My Year in Uniformed Protective Services Level 3 at Burton and South Derbyshire College By Sensei Liam Musiak
- Liam Musiak
- Aug 30
- 3 min read
When people look at me now, they see karate, criminology, and everything I’ve built around martial arts. But before I threw myself fully into that path, I spent a year on the Uniformed Protective Services Level 3 course at Burton and South Derbyshire College.
I didn’t finish the qualification. Instead, I made the decision to leave and focus on karate and other projects. But that doesn’t mean my time there was wasted. In fact, I still believe to this day that it was one of the best things I could have done at the time.
The course gave me structure, discipline, and perspective. It was a taste of what life is like in demanding, uniformed roles — the police, the military, the fire service. It wasn’t easy, and that’s exactly why it was so valuable. I realised quickly that I didn’t want to follow those careers directly, but I also realised that the skills, lessons, and habits I built there would stay with me for life.
A lot of what I learnt during that year has translated directly into my work now:
Teamwork under pressure – You can’t always be the lone wolf. Sometimes the best results come from knowing how to work with others, even under stress.
Leadership and responsibility – Taking initiative, making decisions in real time, and understanding how others look to you for direction.
Fitness and resilience – Pushing past limits, knowing how to perform even when you’re tired, and developing the grit to keep going.
Situational awareness – Reading environments, spotting risks before they become problems, and staying one step ahead.
Looking back, the year was like a bridge. It gave me time to mature, to test myself, and to find out what direction I truly wanted to go. Without it, I don’t think I would have committed as hard to karate and criminology as I did afterwards. It showed me what I didn’t want, but more importantly, it gave me tools I still use every day.
Walking away wasn’t failure. It was a choice. The protective services course gave me exactly what I needed at that point in my life, and then I took those lessons and applied them where I felt I could make the biggest impact.
That’s why I still say it was one of the best things I ever did.
Pilot Down – The Exercise That Stayed With Me
Out of everything I experienced on that course, there was one exercise that really stuck with me: Pilot Down at Cannock Chase.
The exercise involved leading a team through woodland terrain, navigating to locate a downed pilot in a simulated battle-zone, and then transporting them out — along with heavy equipment.
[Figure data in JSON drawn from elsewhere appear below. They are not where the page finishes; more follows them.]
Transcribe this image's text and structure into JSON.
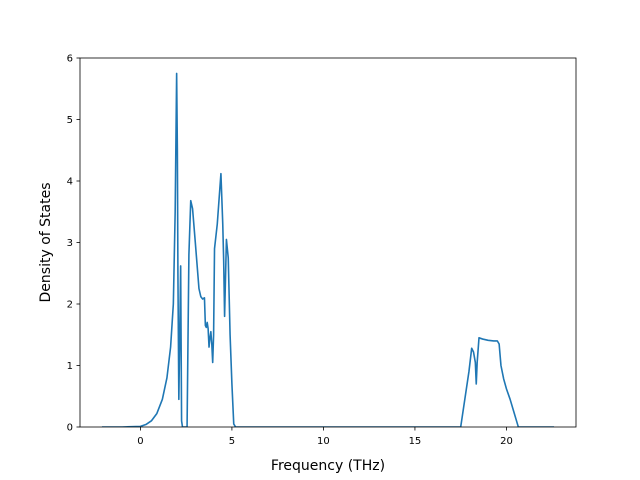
{
  "chart_data": {
    "type": "line",
    "title": "",
    "xlabel": "Frequency (THz)",
    "ylabel": "Density of States",
    "xlim": [
      -3.3,
      23.8
    ],
    "ylim": [
      0,
      6
    ],
    "xticks": [
      0,
      5,
      10,
      15,
      20
    ],
    "yticks": [
      0,
      1,
      2,
      3,
      4,
      5,
      6
    ],
    "grid": false,
    "legend": "none",
    "line_color": "#1f77b4",
    "series": [
      {
        "x": [
          -2.1,
          -1.0,
          0.0,
          0.3,
          0.6,
          0.9,
          1.2,
          1.45,
          1.65,
          1.8,
          1.9,
          1.98,
          2.02,
          2.05,
          2.1,
          2.15,
          2.2,
          2.25,
          2.3,
          2.4,
          2.5,
          2.55,
          2.65,
          2.75,
          2.85,
          3.0,
          3.2,
          3.3,
          3.4,
          3.5,
          3.55,
          3.6,
          3.65,
          3.7,
          3.75,
          3.8,
          3.85,
          3.9,
          3.95,
          4.0,
          4.05,
          4.2,
          4.4,
          4.5,
          4.55,
          4.6,
          4.7,
          4.8,
          4.9,
          5.0,
          5.1,
          5.2,
          5.3,
          5.4,
          6.0,
          10.0,
          15.0,
          17.5,
          17.6,
          17.8,
          17.95,
          18.1,
          18.2,
          18.3,
          18.35,
          18.4,
          18.5,
          18.7,
          19.0,
          19.3,
          19.5,
          19.6,
          19.7,
          19.85,
          20.0,
          20.2,
          20.4,
          20.6,
          20.65,
          20.7,
          22.6
        ],
        "y": [
          0,
          0,
          0.01,
          0.04,
          0.1,
          0.22,
          0.45,
          0.8,
          1.3,
          2.0,
          3.5,
          5.75,
          4.5,
          2.5,
          0.45,
          1.5,
          2.62,
          0.1,
          0,
          0,
          0,
          0,
          2.8,
          3.68,
          3.55,
          3.0,
          2.25,
          2.12,
          2.08,
          2.1,
          1.65,
          1.62,
          1.7,
          1.6,
          1.3,
          1.45,
          1.55,
          1.35,
          1.05,
          1.5,
          2.9,
          3.3,
          4.12,
          3.3,
          2.7,
          1.8,
          3.05,
          2.75,
          1.5,
          0.7,
          0.05,
          0,
          0,
          0,
          0,
          0,
          0,
          0,
          0.2,
          0.6,
          0.9,
          1.28,
          1.22,
          1.05,
          0.7,
          1.05,
          1.45,
          1.43,
          1.41,
          1.4,
          1.4,
          1.35,
          1.0,
          0.78,
          0.62,
          0.45,
          0.25,
          0.05,
          0,
          0,
          0
        ]
      }
    ]
  }
}
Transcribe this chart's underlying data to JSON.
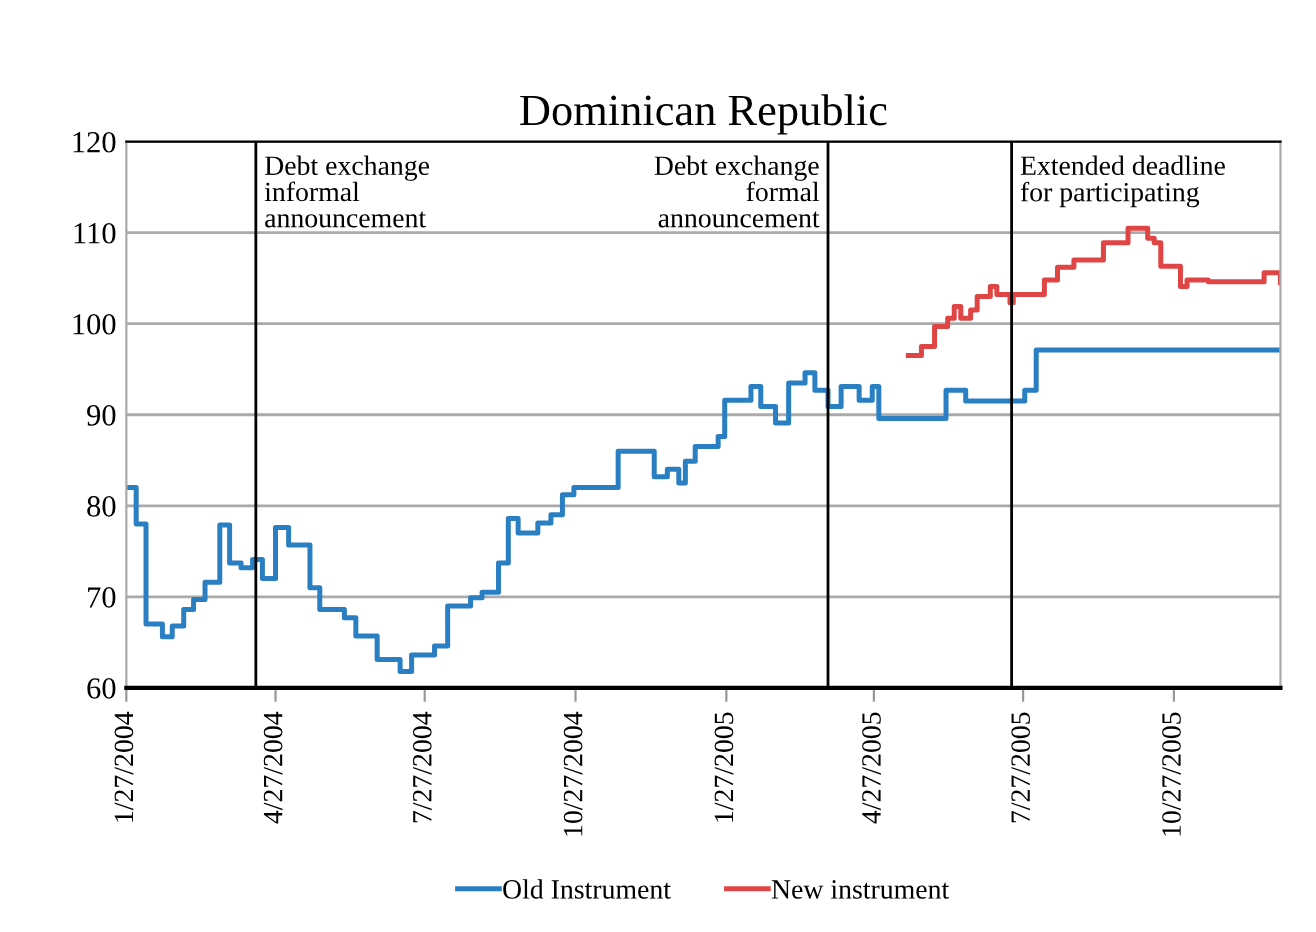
{
  "chart_data": {
    "type": "step",
    "title": "Dominican Republic",
    "series": [
      {
        "name": "Old Instrument",
        "color": "#2a7fc2",
        "x": [
          "2004-01-27",
          "2004-02-02",
          "2004-02-08",
          "2004-02-18",
          "2004-02-24",
          "2004-03-02",
          "2004-03-08",
          "2004-03-15",
          "2004-03-24",
          "2004-03-30",
          "2004-04-06",
          "2004-04-13",
          "2004-04-19",
          "2004-04-27",
          "2004-05-05",
          "2004-05-18",
          "2004-05-24",
          "2004-06-08",
          "2004-06-15",
          "2004-06-28",
          "2004-07-12",
          "2004-07-19",
          "2004-08-02",
          "2004-08-10",
          "2004-08-24",
          "2004-08-31",
          "2004-09-10",
          "2004-09-16",
          "2004-09-22",
          "2004-10-04",
          "2004-10-12",
          "2004-10-19",
          "2004-10-26",
          "2004-11-22",
          "2004-12-14",
          "2004-12-22",
          "2004-12-29",
          "2005-01-02",
          "2005-01-08",
          "2005-01-22",
          "2005-01-26",
          "2005-02-11",
          "2005-02-17",
          "2005-02-26",
          "2005-03-06",
          "2005-03-16",
          "2005-03-22",
          "2005-03-30",
          "2005-04-07",
          "2005-04-18",
          "2005-04-26",
          "2005-04-30",
          "2005-06-10",
          "2005-06-22",
          "2005-07-28",
          "2005-08-04",
          "2005-12-31"
        ],
        "values": [
          82,
          78,
          67,
          65.6,
          66.8,
          68.6,
          69.7,
          71.6,
          77.9,
          73.7,
          73.2,
          74.1,
          72,
          77.6,
          75.7,
          71,
          68.6,
          67.7,
          65.7,
          63.1,
          61.8,
          63.6,
          64.6,
          69,
          69.9,
          70.5,
          73.7,
          78.6,
          77,
          78.1,
          79,
          81.2,
          82,
          86,
          83.2,
          84,
          82.5,
          84.9,
          86.5,
          87.6,
          91.6,
          93.1,
          90.9,
          89.1,
          93.5,
          94.6,
          92.7,
          90.9,
          93.1,
          91.6,
          93.1,
          89.6,
          92.7,
          91.5,
          92.7,
          97.1,
          97.1
        ]
      },
      {
        "name": "New instrument",
        "color": "#e04545",
        "x": [
          "2005-05-18",
          "2005-05-26",
          "2005-06-03",
          "2005-06-11",
          "2005-06-15",
          "2005-06-19",
          "2005-06-25",
          "2005-06-29",
          "2005-07-07",
          "2005-07-11",
          "2005-07-19",
          "2005-07-21",
          "2005-08-09",
          "2005-08-17",
          "2005-08-27",
          "2005-09-14",
          "2005-09-25",
          "2005-09-29",
          "2005-10-11",
          "2005-10-15",
          "2005-10-19",
          "2005-10-25",
          "2005-10-31",
          "2005-11-04",
          "2005-11-17",
          "2005-12-21",
          "2005-12-27",
          "2005-12-31"
        ],
        "values": [
          96.5,
          97.5,
          99.7,
          100.6,
          101.9,
          100.6,
          101.5,
          103,
          104.1,
          103.2,
          102.3,
          103.2,
          104.8,
          106.2,
          107,
          108.9,
          108.9,
          110.5,
          109.4,
          108.9,
          106.3,
          106.3,
          104.1,
          104.8,
          104.6,
          105.6,
          105.6,
          104.5
        ]
      }
    ],
    "xlim": [
      "2004-01-27",
      "2005-12-31"
    ],
    "xticks": [
      {
        "value": "2004-01-27",
        "label": "1/27/2004"
      },
      {
        "value": "2004-04-27",
        "label": "4/27/2004"
      },
      {
        "value": "2004-07-27",
        "label": "7/27/2004"
      },
      {
        "value": "2004-10-27",
        "label": "10/27/2004"
      },
      {
        "value": "2005-01-27",
        "label": "1/27/2005"
      },
      {
        "value": "2005-04-27",
        "label": "4/27/2005"
      },
      {
        "value": "2005-07-27",
        "label": "7/27/2005"
      },
      {
        "value": "2005-10-27",
        "label": "10/27/2005"
      }
    ],
    "ylim": [
      60,
      120
    ],
    "yticks": [
      60,
      70,
      80,
      90,
      100,
      110,
      120
    ],
    "ref_lines": [
      {
        "axis": "x",
        "value": "2004-04-15",
        "label": "Debt exchange\ninformal\nannouncement",
        "color": "#000000"
      },
      {
        "axis": "x",
        "value": "2005-03-30",
        "label": "Debt exchange\nformal\nannouncement",
        "color": "#000000"
      },
      {
        "axis": "x",
        "value": "2005-07-20",
        "label": "Extended deadline\nfor participating",
        "color": "#000000"
      }
    ],
    "grid": "y",
    "legend": "bottom"
  }
}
I was chosen as the team leader for my group, responsible for both navigation and decision-making under pressure.
I did well in some areas, and not so well in others. But that was the point — it was a test of leadership, teamwork, and resilience, not perfection. What stayed with me was the feeling of carrying weight, responsibility, and fatigue all at once, and realising that leadership isn’t about being comfortable — it’s about pushing forward despite discomfort.
That one exercise became the inspiration for something I went on to build into every black belt syllabus in my clubs.
March of the Dan – Inspired by Pilot Down
Pilot Down planted the seed for what I later developed as the March of the Dan – a 10-Mile Weighted Trial at Cannock Chase. While the two challenges are different in detail, the spirit is the same: leadership, endurance, resilience, and the ability to keep going under weight and stress.
March of the Dan is now the closing chapter of every Dan grading I have written. It isn’t about speed or presentation. It’s about grit, fatigue, silence, and the raw question: who are you when no one is watching?
Candidates walk 10 miles carrying a minimum 10kg weight through Cannock Chase. Along the way, they may face random intimidation, ambushes, or attacks — unannounced and under fatigue. They must react instinctively and appropriately, while maintaining the march. Completion is the only goal — no applause, no celebration, just silent acknowledgement.
For me, this represents what a black belt truly means. It is not the flash of kata or the shine of the belt, but the quiet strength to endure hardship alone.
Final Note
The Uniformed Protective Services course didn’t end with me joining the forces, but it gave me something just as valuable: lessons in leadership, awareness, and resilience that shaped who I am today. Pilot Down was a moment that stayed with me, and it evolved into the March of the Dan, a final trial that ensures every black belt I grade earns it with sweat, silence, and struggle.
Sometimes the best paths aren’t the ones you stay on forever, but the ones that give you something you carry with you for life.